One male subject (38 years of age) completed the Grand Columbian half Ironman triathlon (1.9-km swim, 90-km bike, 21.1-km run, Coulee City, Wash). Three muscle biopsies were obtained from his right vastus lateralis (prerace, immediately postrace, and 4 hours postrace). Prerace and postrace body weight were recorded, in addition to macronutrient consumption before, during, and after the race. Energy expenditure and whole-body substrate oxidation were estimated from linear regression established from laboratory trials (watts and run pace relative to VO2 and VCO2).

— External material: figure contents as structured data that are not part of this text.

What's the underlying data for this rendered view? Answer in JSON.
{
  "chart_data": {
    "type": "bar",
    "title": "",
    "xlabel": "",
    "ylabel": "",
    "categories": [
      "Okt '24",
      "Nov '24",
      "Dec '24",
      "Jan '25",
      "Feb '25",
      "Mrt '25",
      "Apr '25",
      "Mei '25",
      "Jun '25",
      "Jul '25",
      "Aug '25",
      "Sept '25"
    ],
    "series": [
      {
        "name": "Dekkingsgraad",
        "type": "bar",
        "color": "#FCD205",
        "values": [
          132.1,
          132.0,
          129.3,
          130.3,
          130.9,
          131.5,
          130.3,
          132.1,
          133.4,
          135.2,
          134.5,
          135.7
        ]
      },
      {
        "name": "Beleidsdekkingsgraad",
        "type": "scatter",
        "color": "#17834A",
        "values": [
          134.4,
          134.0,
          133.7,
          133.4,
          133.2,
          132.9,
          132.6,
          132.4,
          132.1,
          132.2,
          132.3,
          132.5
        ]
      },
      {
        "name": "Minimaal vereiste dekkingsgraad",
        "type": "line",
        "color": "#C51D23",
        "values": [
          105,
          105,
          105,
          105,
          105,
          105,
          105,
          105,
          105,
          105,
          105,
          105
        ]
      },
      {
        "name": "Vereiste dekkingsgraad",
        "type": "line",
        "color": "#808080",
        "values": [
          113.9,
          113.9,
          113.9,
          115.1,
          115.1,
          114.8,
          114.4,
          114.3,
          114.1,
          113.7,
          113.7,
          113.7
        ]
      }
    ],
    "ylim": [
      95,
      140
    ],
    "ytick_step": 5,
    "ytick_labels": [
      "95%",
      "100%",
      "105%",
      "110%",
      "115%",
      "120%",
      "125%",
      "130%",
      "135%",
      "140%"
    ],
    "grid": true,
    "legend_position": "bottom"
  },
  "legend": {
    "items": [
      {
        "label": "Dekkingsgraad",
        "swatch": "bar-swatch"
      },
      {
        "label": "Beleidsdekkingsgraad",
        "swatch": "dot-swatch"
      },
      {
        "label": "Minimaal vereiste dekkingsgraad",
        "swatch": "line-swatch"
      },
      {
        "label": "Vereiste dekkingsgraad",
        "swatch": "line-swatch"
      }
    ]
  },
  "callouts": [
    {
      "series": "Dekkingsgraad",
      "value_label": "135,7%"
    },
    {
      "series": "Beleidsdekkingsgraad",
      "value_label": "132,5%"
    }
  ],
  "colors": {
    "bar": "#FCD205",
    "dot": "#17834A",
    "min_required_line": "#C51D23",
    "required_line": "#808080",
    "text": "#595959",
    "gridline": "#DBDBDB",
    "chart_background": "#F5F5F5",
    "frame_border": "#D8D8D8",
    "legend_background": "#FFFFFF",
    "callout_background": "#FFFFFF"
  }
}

Body weight decreased 3.8 kg from prerace to postrace. Estimated CHO energy expenditure was 10,003 kJ for the bike segment and 5759 kJ for the run segment of the race. The athlete consumed 308 g of exogenous CHO (liquid and gel; 1.21 g CHO/min) during the race. Muscle glycogen decreased from 227.1 prerace to 38.6 mmol · kg wet weight−1 · h−1 postrace. During the 4 hours postrace, the athlete consumed a mixed diet (471 g CHO, 15 g fat, 64 g protein), which included liquid CHO sources and a meal. The calculated rate of muscle-glycogen resynthesis was 4.1 mmol · kg wet weight−1 · h−1.
Completing a half Ironman triathlon depends on a high rate of muscle glycogenolysis, which demonstrates the importance of exogenous carbohydrate intake during the race. In addition, rates of muscle-glycogen resynthesis might be dampened by the eccentric damage resulting from the run portion of the race.